|
|
|
|
|
by hansvm
843 days ago
|
|
In case anyone's sufficiently motivated (no promises, but I might test it out eventually), a couple deep architectures that might address those concerns are: 1. Something like a deep support vector machine. Instead of (linear) -> (any activation), you want to create a bunch of features that look like testing the vector against a splitting hyperplane. One option is (bias) -> (matmul) -> (1-bit sigmoid). Applying a bias term _for each row_ let's you choose the branch location, the matmul's result will be positive or negative at each output feature depending on which side of the hyperplane normal to the vector described by the corresponding row you happen to fall on.

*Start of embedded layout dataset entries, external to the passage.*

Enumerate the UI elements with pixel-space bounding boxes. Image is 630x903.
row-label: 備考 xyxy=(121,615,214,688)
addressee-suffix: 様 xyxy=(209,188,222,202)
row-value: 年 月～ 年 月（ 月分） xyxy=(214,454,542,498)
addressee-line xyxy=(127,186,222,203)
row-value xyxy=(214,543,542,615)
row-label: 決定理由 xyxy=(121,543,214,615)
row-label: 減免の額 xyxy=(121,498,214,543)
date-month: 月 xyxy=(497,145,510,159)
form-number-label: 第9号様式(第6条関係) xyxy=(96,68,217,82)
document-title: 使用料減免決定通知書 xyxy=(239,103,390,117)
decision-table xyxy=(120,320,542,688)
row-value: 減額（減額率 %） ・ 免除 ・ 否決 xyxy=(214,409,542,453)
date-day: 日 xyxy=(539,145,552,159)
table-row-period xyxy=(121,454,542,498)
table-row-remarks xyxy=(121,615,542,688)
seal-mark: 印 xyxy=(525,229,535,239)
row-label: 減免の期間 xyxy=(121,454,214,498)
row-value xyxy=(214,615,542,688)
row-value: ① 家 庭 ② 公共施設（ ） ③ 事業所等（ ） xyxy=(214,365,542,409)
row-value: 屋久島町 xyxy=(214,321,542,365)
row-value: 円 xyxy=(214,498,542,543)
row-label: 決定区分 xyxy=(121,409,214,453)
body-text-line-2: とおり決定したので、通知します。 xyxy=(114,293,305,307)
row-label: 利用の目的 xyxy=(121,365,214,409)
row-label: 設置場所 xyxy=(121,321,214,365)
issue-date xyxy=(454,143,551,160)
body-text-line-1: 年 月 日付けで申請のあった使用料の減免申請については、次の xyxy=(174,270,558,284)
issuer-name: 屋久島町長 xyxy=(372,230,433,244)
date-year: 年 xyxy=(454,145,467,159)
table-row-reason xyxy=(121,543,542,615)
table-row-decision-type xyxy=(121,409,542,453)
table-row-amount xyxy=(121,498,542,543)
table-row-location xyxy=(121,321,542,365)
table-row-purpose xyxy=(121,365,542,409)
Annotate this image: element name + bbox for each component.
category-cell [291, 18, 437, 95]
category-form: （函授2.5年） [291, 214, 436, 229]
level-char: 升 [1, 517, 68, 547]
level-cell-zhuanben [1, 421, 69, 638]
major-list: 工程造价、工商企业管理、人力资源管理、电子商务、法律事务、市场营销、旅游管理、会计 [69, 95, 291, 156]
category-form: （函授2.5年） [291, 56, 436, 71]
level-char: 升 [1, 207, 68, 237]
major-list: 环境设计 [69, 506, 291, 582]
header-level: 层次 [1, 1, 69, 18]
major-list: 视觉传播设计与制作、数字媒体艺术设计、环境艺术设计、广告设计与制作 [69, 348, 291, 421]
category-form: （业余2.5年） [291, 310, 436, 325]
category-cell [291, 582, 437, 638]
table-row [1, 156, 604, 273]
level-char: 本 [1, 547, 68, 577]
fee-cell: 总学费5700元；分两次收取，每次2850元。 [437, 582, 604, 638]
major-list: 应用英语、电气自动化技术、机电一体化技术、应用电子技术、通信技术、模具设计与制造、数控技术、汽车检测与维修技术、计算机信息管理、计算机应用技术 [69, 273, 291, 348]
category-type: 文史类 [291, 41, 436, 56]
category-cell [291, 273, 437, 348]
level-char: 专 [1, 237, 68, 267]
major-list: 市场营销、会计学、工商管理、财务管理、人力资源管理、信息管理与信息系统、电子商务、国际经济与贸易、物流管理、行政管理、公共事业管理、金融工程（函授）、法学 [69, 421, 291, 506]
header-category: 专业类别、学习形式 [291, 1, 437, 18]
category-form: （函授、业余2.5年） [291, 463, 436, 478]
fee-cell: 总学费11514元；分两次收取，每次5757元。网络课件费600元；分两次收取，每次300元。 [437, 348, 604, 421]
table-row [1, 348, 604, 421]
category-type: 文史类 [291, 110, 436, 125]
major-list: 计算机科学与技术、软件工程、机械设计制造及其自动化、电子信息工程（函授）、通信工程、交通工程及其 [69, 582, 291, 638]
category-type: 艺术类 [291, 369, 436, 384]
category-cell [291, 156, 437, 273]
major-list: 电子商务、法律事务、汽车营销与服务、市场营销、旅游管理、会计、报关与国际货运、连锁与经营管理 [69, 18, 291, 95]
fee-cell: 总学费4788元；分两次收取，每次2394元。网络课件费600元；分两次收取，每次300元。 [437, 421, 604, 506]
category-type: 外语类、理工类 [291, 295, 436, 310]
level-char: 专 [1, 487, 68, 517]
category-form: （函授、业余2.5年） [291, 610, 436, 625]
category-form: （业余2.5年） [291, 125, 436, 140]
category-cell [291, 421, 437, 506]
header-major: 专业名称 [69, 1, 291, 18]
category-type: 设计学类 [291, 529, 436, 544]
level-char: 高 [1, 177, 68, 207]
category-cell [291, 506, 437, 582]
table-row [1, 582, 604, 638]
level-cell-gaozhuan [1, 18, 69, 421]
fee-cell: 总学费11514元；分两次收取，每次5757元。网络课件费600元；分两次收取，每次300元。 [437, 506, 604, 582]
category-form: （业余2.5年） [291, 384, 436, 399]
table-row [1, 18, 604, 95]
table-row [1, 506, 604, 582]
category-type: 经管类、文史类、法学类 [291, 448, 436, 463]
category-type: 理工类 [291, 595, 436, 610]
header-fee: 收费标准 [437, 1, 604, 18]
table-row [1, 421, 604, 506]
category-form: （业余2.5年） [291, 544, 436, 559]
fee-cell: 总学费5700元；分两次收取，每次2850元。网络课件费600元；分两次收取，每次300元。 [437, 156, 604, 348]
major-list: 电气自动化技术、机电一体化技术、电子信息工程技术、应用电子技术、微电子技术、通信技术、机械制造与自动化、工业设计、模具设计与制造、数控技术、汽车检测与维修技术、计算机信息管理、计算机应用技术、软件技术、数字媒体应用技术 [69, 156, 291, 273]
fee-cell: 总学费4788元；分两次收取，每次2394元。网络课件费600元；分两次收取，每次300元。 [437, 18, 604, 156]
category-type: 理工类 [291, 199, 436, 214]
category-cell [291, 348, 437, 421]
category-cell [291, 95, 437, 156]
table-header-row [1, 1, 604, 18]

Then just bring that down to -1 or 1 so you can't sneak much nonstationary drift variance into the output (perhaps train with a normal sigmoid annealed to behave more like this one, and a suitable regularizing term to keep the network from sneaking in values near 0 to thwart your annealing). 2. Use an attention-like mechanism, but across features (this would likely require an additional tensor channel, so that each "feature" carries information in a high enough dimensional space for this to do something meaningful). You apply the inductive bias that sparse feature interactions are important and need to be discovered. Those two ideas also compose easily. |
|
Suppose input data is [batch_size, num_features]. Then you do x.unsqueeze(1) giving you [batch_size, num_features, 1]. Then what?